Nearly half the states received an overall failing grade, and over two thirds received a failing grade for their lack of pre-natal care. Forty-nine out of 50 states fail to even report all incarcerated women’s pregnancies and their outcomes; 43 states do not require medical examinations as a component of pre-natal care; and 36 states still engage in the barbaric practice of shackling pregnant women, often with ankle, wrist and belly chains, before, after and sometimes even during labor.
The state of Georgia received an overall D Grade and an F for pre-natal care. This is ironic considering that, around the same time the report was released, the Georgia state legislature were trying to pass one of those now infamous “personhood” bills that would have awarded the fetus more rights than the mother carrying it, and would have mandated that any suspect miscarriages be investigated as potential “pre-natal murder”. That bizarre bill, thankfully, did not pass. Unfortunately, the state’s apparent reverence for the unborn child did not extend to those unwittingly enmeshed in its criminal justice system.
Perhaps the most important revelation of the report, though, was what there is no national standard of care, or even a national set of guidelines to help prison officials deal with a problem that clearly falls outside their normal competence. Prisons were not designed to be pre-natal care clinics, labor wards or nurseries. Apparently, this fairly obvious fact has never occurred to any of the government legislators who decided that throwing more women in prison for longer periods was an appropriate way of addressing our social ills; nor do they appear concerned about the innocent children who have suffered as a result.

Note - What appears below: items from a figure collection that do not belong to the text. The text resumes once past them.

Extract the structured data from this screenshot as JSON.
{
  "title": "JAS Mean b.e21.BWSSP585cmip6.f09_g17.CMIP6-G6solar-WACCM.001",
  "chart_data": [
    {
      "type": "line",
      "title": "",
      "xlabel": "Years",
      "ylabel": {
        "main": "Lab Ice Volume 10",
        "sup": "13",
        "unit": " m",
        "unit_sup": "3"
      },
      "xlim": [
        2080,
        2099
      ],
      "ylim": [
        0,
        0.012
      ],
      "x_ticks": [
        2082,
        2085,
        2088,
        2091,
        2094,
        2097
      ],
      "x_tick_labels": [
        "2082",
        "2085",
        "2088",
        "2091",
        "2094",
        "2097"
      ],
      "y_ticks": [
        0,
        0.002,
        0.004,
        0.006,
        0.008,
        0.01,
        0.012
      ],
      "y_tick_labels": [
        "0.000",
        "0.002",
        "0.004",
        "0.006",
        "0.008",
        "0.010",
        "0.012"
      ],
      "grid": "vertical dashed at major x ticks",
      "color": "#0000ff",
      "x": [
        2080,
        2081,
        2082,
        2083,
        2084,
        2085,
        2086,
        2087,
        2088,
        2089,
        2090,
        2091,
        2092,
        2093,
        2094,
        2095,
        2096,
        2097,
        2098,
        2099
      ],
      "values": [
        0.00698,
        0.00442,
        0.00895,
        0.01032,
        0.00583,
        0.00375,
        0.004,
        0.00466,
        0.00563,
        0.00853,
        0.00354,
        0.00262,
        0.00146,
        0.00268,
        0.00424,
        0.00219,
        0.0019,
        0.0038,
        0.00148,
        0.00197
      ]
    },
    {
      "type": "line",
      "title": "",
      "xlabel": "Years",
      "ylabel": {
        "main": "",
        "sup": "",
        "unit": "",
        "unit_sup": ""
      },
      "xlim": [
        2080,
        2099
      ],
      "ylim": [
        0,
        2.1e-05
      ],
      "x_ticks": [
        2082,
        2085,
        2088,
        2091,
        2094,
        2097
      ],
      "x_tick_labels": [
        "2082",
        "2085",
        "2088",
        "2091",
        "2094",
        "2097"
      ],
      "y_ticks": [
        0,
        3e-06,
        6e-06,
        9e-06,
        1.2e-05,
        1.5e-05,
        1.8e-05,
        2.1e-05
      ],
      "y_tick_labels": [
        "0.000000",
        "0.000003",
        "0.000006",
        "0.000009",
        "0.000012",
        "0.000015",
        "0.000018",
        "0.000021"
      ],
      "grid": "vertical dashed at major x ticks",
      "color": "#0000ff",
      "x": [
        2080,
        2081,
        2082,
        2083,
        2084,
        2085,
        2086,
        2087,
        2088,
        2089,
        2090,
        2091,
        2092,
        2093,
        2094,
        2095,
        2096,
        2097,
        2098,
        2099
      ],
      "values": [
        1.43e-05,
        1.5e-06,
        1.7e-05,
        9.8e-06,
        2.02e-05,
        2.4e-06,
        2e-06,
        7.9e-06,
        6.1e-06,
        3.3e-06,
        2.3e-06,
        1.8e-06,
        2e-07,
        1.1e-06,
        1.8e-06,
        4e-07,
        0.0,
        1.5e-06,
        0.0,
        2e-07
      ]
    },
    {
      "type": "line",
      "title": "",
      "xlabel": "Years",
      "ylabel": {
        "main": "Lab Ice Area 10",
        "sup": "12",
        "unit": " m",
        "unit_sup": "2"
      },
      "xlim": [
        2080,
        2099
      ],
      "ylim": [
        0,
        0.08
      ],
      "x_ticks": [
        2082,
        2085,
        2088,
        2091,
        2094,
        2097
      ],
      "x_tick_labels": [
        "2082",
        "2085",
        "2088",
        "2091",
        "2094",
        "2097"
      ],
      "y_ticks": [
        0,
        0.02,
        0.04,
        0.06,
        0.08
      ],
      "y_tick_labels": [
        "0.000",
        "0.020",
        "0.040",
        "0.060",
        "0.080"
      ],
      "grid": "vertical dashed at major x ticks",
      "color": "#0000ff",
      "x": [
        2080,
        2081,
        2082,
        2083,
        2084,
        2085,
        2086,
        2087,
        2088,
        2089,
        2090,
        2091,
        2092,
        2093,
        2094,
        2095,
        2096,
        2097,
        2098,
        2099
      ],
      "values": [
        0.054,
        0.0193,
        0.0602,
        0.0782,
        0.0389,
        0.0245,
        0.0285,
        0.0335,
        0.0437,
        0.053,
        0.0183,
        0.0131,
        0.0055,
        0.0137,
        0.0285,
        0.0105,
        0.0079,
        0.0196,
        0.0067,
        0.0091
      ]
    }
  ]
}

DeShawn Balka is not the only woman in the state of Georgia currently mourning the loss of her child after an unnecessary prison term. Taylor Hogan also lost her baby in a Georgia jail when she was just 24-weeks pregnant. Hogan, who has also filed a lawsuit, claims to have been shackled before and after her baby died. Both of these women were in prison on trivial misdemeanor charges. The time and money the state wasted on their incarceration could have done far more good had they been invested in the disadvantaged communities that provide the US with the bulk of their prison population.
The best way to avoid similar tragedies, of course, is to stop needlessly sending women, especially pregnant women, to prison. But if the state is going to do so, one would hope it would take a tad more seriously its moral obligation to ensure that innocent babies are not neglected or harmed.